In Heart Beats: Everyday Life and the Memorized Poem, Catherine Robson argues that "those who learn a work by heart and recite it frequently come to feel that it belongs to them, not the author of its being, or, even further, that it actually speaks for them." Moreover, in her Afterword, which studies the recitation and memorization of "Invictus" in particular, Robson claims that "at every turn 'Invictus' offers reciters an open opportunity to understand its expressions not as the contingent utterances of somebody else in a particular historical moment or geographical site, but rather as entirely personal to themselves in their own time of trial."

Witham's "Stray Cat" certainly offers one more piece of evidence for the far-reaching legacy of the memorized poem in popular culture, but "Stray Cat" extends the legacy that Robson maps in compelling ways, suggesting there might be a history of how the memorized poem has led to the creation of new poems as well. Indeed, Witham doesn't let "Invictus" speak for her but creates a companion poem to it through which she herself can speak. In other words, the probable memorization of "Invictus" has become a doorway to Authorship for Witham, and some of the very traits of "Stray Cat" that might be turn-offs for some literary critics ("twist of fate," "master of my destiny," etc.) are the product not of Witham's inability to use language, or some other deficiency on her part, but, rather, the product of her relationship to Henley's poem and her experience learning in an education system that told her that poems like Henley's were valuable enough to learn by heart.

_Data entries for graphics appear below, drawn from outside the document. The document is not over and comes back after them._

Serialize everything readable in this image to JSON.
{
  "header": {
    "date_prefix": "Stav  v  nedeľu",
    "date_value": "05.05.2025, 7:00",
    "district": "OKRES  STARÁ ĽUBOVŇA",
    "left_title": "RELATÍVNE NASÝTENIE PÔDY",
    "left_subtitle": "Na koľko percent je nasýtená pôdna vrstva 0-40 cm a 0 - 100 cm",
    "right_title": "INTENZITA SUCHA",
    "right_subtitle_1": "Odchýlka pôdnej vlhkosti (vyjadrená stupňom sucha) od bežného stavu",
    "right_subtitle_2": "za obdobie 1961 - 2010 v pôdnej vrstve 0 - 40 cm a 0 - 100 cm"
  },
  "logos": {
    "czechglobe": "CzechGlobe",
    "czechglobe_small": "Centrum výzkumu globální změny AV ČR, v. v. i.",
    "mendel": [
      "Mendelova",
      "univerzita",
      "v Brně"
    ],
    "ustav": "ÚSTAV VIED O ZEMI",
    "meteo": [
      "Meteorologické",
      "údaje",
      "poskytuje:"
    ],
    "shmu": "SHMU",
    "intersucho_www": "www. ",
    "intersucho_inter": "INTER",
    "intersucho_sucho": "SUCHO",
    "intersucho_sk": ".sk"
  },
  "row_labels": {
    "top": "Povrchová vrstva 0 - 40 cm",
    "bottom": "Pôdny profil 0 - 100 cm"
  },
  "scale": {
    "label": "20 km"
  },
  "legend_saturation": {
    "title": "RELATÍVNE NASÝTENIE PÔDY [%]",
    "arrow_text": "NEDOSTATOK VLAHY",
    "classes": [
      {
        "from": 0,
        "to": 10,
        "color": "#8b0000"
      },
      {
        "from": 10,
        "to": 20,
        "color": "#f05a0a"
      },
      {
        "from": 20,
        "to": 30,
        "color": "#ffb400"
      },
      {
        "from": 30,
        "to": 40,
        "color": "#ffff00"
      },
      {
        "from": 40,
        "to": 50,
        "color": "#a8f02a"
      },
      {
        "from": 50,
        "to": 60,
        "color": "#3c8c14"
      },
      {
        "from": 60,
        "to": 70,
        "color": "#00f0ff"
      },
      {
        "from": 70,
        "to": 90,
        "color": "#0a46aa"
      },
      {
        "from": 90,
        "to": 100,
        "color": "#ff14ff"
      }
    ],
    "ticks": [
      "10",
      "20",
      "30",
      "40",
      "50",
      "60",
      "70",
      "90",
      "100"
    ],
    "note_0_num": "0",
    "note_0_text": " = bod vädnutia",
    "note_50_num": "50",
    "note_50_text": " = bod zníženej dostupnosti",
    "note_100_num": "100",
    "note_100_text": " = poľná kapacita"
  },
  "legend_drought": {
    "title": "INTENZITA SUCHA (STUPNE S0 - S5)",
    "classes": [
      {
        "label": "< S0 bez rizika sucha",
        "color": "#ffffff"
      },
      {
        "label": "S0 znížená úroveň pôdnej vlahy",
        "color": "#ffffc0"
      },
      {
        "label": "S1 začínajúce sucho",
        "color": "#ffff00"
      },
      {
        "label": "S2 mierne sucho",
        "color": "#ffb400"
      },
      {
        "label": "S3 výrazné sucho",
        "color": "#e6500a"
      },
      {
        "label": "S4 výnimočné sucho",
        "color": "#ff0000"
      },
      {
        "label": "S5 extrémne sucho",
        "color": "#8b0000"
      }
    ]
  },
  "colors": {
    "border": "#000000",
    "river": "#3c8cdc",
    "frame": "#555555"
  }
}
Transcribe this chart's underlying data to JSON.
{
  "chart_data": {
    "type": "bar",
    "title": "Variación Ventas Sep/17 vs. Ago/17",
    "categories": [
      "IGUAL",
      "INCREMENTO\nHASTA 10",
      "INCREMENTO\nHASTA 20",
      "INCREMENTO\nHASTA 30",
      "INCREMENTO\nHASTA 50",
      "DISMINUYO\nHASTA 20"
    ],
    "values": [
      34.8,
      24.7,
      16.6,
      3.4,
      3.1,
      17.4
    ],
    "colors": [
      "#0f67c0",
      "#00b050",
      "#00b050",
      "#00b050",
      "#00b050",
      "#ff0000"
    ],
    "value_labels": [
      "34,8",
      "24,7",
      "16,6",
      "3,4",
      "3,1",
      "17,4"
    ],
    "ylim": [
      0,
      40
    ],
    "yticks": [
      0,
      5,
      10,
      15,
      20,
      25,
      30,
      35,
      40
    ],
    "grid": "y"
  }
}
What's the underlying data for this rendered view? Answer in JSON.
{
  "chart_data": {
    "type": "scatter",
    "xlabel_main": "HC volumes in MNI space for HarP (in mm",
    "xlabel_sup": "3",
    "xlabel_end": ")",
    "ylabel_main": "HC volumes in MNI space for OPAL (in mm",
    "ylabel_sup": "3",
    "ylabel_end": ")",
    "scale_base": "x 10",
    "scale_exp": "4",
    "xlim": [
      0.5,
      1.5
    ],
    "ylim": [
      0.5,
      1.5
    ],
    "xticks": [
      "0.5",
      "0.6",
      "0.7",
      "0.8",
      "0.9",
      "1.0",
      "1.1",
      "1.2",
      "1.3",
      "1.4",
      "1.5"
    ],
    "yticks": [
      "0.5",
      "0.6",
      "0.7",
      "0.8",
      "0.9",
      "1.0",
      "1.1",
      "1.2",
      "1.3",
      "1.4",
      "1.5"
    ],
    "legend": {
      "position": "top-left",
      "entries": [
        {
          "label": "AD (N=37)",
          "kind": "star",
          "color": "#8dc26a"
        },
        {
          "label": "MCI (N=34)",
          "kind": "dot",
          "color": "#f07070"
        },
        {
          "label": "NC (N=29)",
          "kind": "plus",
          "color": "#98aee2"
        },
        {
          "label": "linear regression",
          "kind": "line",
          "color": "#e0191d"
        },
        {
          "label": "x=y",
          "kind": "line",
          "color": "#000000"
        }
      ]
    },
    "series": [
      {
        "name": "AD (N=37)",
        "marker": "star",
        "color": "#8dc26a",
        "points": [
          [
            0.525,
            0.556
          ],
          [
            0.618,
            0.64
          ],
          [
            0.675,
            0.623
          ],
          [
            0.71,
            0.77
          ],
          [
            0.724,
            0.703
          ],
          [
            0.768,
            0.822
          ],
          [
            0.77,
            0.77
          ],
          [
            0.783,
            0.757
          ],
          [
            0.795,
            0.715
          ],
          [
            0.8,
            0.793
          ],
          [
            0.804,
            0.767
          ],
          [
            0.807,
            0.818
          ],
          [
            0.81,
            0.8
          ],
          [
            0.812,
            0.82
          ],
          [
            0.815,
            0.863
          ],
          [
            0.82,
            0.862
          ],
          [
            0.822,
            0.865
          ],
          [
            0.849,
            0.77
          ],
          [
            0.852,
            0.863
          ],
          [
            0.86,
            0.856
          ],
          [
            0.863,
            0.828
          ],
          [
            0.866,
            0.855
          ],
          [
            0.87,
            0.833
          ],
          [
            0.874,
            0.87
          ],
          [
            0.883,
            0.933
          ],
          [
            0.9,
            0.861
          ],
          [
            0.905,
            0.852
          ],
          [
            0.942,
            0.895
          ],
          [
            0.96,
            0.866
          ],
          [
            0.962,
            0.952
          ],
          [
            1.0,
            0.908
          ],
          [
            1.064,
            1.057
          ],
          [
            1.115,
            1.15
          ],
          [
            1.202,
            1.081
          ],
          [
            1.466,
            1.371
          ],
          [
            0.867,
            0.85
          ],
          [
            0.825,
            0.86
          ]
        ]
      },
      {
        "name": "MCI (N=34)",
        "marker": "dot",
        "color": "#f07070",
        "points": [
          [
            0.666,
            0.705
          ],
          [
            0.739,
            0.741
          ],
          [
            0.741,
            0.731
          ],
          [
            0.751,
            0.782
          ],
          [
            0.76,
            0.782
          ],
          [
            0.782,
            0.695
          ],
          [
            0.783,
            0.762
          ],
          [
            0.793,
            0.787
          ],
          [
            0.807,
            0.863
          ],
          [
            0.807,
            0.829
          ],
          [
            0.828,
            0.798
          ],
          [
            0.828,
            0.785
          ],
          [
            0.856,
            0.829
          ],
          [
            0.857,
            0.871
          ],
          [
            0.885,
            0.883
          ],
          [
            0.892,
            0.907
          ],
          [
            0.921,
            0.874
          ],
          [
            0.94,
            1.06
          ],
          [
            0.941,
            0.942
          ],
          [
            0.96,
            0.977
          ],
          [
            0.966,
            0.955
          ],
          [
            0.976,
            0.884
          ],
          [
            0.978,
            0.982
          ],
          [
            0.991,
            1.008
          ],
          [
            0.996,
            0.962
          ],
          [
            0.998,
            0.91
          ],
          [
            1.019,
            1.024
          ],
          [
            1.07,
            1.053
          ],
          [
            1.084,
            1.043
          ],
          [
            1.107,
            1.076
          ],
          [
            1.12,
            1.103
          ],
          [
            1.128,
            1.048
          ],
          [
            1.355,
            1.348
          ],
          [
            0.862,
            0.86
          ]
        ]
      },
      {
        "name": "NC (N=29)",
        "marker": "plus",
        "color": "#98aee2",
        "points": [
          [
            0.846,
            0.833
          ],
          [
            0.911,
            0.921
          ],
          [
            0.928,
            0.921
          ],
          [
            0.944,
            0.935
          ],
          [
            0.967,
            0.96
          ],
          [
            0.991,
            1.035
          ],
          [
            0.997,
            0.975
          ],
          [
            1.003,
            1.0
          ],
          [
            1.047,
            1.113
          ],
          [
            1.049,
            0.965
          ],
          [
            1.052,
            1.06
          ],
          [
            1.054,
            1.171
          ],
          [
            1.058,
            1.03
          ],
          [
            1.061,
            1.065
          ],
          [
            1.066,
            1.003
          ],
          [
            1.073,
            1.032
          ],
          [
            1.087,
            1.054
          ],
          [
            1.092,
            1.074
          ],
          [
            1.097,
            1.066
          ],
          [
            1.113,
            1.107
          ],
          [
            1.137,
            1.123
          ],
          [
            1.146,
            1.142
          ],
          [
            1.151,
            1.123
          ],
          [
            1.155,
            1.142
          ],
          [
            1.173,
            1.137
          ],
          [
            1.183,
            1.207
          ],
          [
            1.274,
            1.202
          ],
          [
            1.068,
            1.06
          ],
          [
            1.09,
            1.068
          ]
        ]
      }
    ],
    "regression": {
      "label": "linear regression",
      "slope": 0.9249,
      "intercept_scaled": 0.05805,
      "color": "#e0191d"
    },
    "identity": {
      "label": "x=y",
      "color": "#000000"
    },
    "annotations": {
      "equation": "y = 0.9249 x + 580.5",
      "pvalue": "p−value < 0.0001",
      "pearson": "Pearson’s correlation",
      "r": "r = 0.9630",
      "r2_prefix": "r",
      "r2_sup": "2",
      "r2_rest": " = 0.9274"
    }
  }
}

Thus, the "badness" or the "goodness" of "Stray Cat" is not Witham's goodness or badness alone. It is also Henley's goodness or badness. And it is also the goodness or badness of the education system where Witham learned it—or perhaps where she was even forced to memorize it and thus understand it as a valuable poem to know and on which to model her own poems. That is, just as it takes a village to raise a child (or a cat), it also takes a village to produce a poem. Rather than keep those poems outside the gates of critical understanding, we here at P&PC prefer to side with the ethical poetics that Witham herself metaphorizes at the end of "Stray Cat": "Well...don't just stand there...come on in!"